Não é no dialogo entre os magos e elfos em Valfenda, com uma participação magnífica de Galadriel, a atriz e a personagem, que tenhamos fixado O Hobbit na memória, como foi na passagem de outros personagens no mesmo lugar em A Sociedade do Anel. Lá, o lugar era sagrado. Aqui, tornou-se um belo repouso, uma espécie de spa onde se poderia passar umas férias. Não, não foram estas cenas, ainda que belas e majestosas, que nos prendeu o interesse pelo enredo.
E é bem provável que tenha sido por isso que ele, o diretor, foi obrigado a chamar outros argumentos do universo do escritor para fazer a história ser filmada como uma aventura que ela é. Andar simplesmente numa trilha até chegar ao destino final, enfrentando alguns dissabores e percalços pelo caminho, não era o suficiente. Uma atmosfera de extremo perigo, além do próprio que seria encontrado no dragão Smaug, fazia-se necessária. Era precisa travar o caminho. O Necromanter, então, criatura semelhante em perigo e suspense a um Sauron em O Senhor dos Anéis, dividiria o terror na história. E nada melhor que uma pessoa simples e curiosa, um mago “periférico” para descrever esse perigo. Pronto! Estava criado o arrebatamento. Daí por diante era só variar no mesmo tema da trilogia passada. E que variação!
As batalhas dos gigantes de pedra são de tirar o fôlego. O confronto com os trolls, uma tragicomédia curiosa, e as lutas na imensa caverna dos orcs são das melhores cenas deste filme. Aliás, a correria imposta pela luta entre os anões, Gandalf e os orcs nas estreitas pontes por toda a caverna lembra bastante as aventuras de Indiana Jones em seus momentos máximos. Cenas fabulosas, admiráveis, esplêndidas e muito bem colocadas no enredo, mais bem descritas que na história do próprio livro. Confesso que em algum momento fiquei tonto. Os 48 fps me colocaram de cabeça para baixo.
E aí vem o instante que talvez fique marcado para sempre na história do cinema: as advinhas entre Golum e Bilbo na caverna. Simplesmente fabuloso. Tolkien, em algum lugar, assinou embaixo.
A trilha sonora, nesse aspecto, torna-se um personagem a parte, dando o tom da encenação em todo instante e colaborando para manter a respiração de cada espectador num compasso disforme.

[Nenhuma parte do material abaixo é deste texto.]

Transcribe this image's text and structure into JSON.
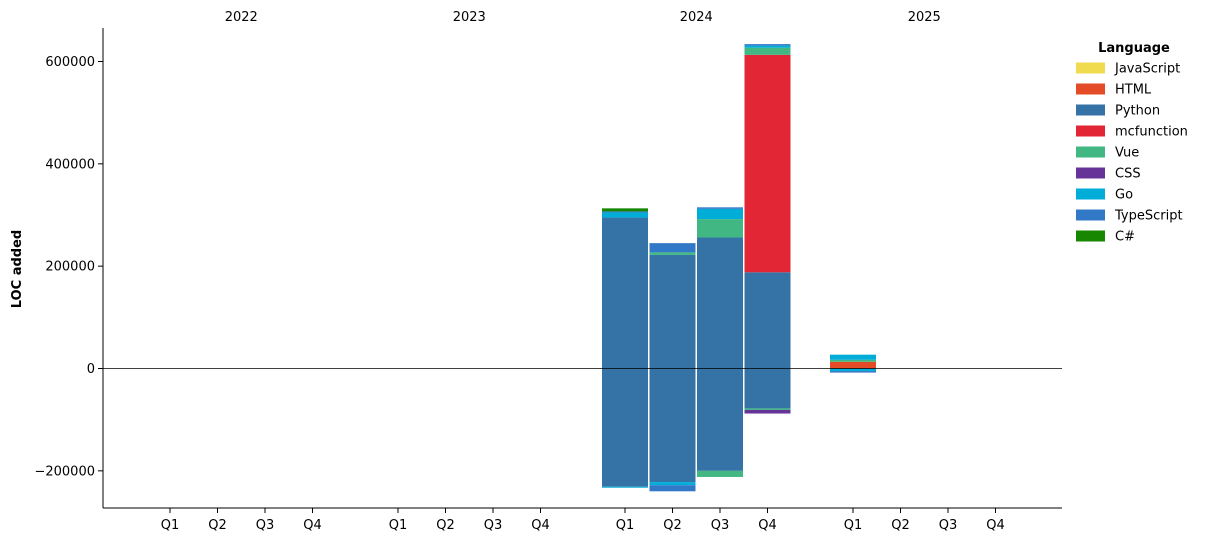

O que marca maniqueisticamente este filme é a presença do vilão Azog. Os lados para o qual se torce, aliás, estão muito bem delineados. Azog foi colocado ali exatamente para que o bem e o mal batessem seu ponto numa aventura como esta. Ele define a personalidade do próprio anão Thorin. É o confronto do príncipe com seu próprio passado, com suas derrotas e com a busca de suas conquistas. É preciso enfrentar com todas as suas forças esta dificuldade, como forma de purificar seu destino. E, de repente, de onde menos se espera, Bilbo assume este papel. Jackson dá a ele a permissão de ser o protagonista na própria batalha, de ser o guerreiro, o herói implacável. Ninguém esperava por isso. Acredito nem o próprio Bilbo do livro imaginava esta atitude.
Mas Jackson superou Tolkien nas cenas finais, as do aparecimento das águias gigantes e seu vôo ao nascer do sol. Eu paguei o mico de levantar e bater palmas no cinema. Algo magnífico, de encher os olhos.
Se o enredo guardado para os próximos filmes seguir o que está no livro e empregar a superação proposta por Peter Jackson nesta primeira parte, estaremos diante de uma das aventuras mais espetaculares da história do cinema, só perdendo mesmo para O Senhor dos Anéis. E a ansiedade só aumenta daqui por diante.